Ex-guerrilla launches Colombia presidential bid
BOGOTA — Former guerrilla leader Rodrigo Londono was once one of Colombia’s mostwanted men. Now he is a presidential contender.
The greying, spectacled man best known by his alias Timochenko launched his bid Saturday to lead the government he once battled from the jungle with a celebratory campaign kickoff featuring giant posters, colourful confetti and even a catchy jingle.
“I promise to lead a government that propels the birth of a new Colombia,” he said. “A government that at last represents the interests of the poor.”

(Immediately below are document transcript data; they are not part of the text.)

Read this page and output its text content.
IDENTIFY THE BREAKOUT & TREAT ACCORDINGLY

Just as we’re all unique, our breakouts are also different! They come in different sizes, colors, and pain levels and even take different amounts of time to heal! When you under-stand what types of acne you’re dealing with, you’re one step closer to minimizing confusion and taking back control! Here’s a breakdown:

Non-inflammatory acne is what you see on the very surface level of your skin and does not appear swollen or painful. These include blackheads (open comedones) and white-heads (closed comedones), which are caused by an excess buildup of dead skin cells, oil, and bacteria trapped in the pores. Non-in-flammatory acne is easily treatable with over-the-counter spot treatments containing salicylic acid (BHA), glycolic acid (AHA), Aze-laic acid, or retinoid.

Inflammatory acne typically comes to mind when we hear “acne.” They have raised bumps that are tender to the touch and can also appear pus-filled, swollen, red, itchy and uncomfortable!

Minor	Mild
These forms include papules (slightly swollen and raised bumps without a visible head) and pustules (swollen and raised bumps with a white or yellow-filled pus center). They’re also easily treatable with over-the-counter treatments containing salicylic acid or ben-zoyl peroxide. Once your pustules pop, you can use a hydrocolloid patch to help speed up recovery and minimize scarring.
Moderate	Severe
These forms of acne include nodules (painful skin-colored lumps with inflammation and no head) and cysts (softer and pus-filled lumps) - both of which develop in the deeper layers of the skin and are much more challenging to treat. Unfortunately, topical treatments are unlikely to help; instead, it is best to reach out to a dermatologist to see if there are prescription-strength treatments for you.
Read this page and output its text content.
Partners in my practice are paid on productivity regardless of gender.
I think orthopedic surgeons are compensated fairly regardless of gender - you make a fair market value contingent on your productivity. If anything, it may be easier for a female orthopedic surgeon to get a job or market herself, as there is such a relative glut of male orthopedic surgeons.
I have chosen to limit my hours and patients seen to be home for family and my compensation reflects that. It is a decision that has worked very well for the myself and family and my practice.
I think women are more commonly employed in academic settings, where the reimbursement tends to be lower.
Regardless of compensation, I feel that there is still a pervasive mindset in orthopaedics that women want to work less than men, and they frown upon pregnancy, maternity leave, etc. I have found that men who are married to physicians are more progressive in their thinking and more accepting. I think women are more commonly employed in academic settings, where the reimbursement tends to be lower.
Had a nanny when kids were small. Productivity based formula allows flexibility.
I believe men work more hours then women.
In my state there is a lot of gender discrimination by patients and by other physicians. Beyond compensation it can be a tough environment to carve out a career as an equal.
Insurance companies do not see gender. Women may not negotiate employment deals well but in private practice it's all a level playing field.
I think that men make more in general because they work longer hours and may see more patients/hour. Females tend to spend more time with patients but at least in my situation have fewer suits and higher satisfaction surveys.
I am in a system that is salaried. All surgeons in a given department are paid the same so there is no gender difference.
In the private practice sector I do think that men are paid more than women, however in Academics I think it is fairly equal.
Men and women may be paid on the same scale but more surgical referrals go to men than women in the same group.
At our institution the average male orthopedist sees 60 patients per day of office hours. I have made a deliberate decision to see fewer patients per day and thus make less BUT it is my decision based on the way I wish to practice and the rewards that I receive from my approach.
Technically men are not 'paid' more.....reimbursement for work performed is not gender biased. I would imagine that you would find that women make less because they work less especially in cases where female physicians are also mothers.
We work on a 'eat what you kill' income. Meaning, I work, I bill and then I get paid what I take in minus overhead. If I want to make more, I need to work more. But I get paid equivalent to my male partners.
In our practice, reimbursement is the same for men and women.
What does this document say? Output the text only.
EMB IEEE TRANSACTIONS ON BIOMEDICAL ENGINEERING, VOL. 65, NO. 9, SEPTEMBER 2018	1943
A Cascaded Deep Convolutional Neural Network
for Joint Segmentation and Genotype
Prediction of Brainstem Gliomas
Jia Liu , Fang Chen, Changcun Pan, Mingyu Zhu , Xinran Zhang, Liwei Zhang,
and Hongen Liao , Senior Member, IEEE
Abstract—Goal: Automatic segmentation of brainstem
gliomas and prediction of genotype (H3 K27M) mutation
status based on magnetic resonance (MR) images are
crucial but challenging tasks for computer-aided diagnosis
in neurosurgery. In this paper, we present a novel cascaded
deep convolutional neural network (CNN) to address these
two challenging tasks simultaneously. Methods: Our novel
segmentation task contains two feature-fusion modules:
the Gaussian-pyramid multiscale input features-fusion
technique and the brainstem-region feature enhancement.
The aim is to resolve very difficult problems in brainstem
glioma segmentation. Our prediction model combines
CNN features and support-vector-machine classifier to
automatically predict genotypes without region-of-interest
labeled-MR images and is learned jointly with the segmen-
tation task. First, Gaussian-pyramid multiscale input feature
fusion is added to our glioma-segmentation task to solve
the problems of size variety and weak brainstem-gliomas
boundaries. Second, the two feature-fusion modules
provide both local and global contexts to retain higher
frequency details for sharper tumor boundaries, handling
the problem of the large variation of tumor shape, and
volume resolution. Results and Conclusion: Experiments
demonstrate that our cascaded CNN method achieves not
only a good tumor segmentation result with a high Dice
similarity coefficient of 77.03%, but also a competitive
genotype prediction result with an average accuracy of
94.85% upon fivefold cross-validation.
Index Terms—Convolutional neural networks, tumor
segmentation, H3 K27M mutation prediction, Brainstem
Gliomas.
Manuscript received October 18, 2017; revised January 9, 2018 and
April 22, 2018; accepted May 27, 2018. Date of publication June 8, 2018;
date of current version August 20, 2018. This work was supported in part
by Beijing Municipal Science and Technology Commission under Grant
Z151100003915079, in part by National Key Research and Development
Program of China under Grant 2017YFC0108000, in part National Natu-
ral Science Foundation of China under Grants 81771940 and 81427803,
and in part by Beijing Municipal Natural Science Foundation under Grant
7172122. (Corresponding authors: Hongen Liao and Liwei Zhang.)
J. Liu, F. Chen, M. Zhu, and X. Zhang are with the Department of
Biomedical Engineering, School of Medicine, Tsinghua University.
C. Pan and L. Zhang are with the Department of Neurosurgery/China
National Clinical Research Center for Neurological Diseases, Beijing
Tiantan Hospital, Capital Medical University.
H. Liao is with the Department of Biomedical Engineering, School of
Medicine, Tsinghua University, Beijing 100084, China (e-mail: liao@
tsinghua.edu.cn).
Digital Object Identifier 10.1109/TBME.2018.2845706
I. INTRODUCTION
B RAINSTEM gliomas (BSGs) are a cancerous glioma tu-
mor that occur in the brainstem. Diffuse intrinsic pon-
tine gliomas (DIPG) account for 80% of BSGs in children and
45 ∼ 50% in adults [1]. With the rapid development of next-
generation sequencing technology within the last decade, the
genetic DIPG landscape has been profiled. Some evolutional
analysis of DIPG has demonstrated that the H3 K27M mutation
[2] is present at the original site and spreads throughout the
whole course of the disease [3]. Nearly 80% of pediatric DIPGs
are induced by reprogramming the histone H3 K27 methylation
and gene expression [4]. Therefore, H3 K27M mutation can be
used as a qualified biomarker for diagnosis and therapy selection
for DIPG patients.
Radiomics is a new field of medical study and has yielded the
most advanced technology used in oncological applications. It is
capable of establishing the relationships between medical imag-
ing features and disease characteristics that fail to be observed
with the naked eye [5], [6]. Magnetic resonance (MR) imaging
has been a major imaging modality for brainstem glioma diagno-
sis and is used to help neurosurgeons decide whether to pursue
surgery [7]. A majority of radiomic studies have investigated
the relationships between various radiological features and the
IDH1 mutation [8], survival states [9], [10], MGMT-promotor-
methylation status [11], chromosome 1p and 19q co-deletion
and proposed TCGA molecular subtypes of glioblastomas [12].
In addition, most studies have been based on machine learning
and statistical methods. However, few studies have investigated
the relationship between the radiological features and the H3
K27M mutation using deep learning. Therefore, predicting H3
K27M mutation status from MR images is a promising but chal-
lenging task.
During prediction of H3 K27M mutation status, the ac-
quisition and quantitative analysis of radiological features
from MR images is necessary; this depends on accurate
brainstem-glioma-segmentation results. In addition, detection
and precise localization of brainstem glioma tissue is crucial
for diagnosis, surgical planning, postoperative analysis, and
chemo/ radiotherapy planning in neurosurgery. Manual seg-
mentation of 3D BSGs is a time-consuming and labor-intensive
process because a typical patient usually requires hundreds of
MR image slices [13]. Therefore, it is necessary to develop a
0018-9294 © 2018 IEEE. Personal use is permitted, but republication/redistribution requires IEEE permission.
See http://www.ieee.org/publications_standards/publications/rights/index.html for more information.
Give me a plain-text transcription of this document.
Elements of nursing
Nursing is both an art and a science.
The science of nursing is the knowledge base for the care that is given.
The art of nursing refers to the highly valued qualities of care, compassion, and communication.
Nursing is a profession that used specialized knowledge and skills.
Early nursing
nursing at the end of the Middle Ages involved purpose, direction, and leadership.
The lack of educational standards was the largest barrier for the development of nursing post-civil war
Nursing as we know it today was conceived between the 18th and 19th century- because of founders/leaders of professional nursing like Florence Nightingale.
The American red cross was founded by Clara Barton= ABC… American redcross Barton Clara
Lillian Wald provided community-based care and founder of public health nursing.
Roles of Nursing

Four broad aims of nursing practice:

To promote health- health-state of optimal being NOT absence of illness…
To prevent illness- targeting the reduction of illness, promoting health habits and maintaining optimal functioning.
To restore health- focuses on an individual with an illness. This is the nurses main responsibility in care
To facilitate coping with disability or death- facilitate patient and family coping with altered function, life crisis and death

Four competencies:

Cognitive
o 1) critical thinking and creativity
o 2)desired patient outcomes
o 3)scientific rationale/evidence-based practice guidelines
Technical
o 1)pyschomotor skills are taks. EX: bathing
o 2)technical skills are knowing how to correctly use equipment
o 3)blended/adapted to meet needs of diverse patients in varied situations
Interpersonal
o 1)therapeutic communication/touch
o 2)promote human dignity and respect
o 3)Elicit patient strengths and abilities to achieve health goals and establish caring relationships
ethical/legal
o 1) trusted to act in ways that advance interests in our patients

Breaking with the traditional campaign launch from a five-star Bogota hotel, Timochenko initiated his presidential bid from one of the city’s poorest, most crime ridden neighbourhoods in a clear nod to the underprivileged class whose votes the ex-combatants are hoping to win. Hundreds gathered in the parking lot of a community centre decorated with banners featuring a smiling Timochenko sporting a neatly trimmed beard, angular, thick-rimmed glasses, and a crisp blue shirt.
“Timo president,” a new campaign song played from loudspeakers. “For the people.”
The campaign is another historic step in transforming the Revolutionary Armed Forces of Colombia into a political party following the signing of a 2016 peace accord ending more than a half-century of conflict. The nation’s once-largest rebel group is now known as the Common Alternative Revolutionary Force, keeping its Spanish FARC acronym, and presenting a slate of former guerrillas as candidates.
Yet even as the ex-combatants ditch rebel green fatigues for simple white T-shirts emblazoned with the party’s red rose emblem there have been fresh reminders that the road to peace is filled with hazard.
Two ex-combatants were recently shot to death while campaigning for a FARC congressional candidate in northwestern Colombia. In total, 45 former FARC members or their relatives have been reported killed, according to a recent government report. Many fear a repeat of events in the 1980s, when scores of leftist politicians affiliated with the Patriotic Union party were gunned down.
On the same day as the FARC campaign’s inauguration, at least five police officers were killed and another 41 injured when a homemade bomb exploded outside a police station in the northern city of Barranquilla. Another blast early Sunday near a police station in the same region injured seven people, police said. And two officers died in yet another bombing Saturday, well to the south in a region where a different, smaller rebel group is active.
While police said the Barranquilla attack was likely due to a local criminal gang, it underscored security challenges that remain even after the peace signing.
“From here on is going to be a huge test of whether the FARC’s gamble is correct: That they can practice politics without fear of being killed,” said Adam Isacson, an analyst at the Washington Office on Latin America.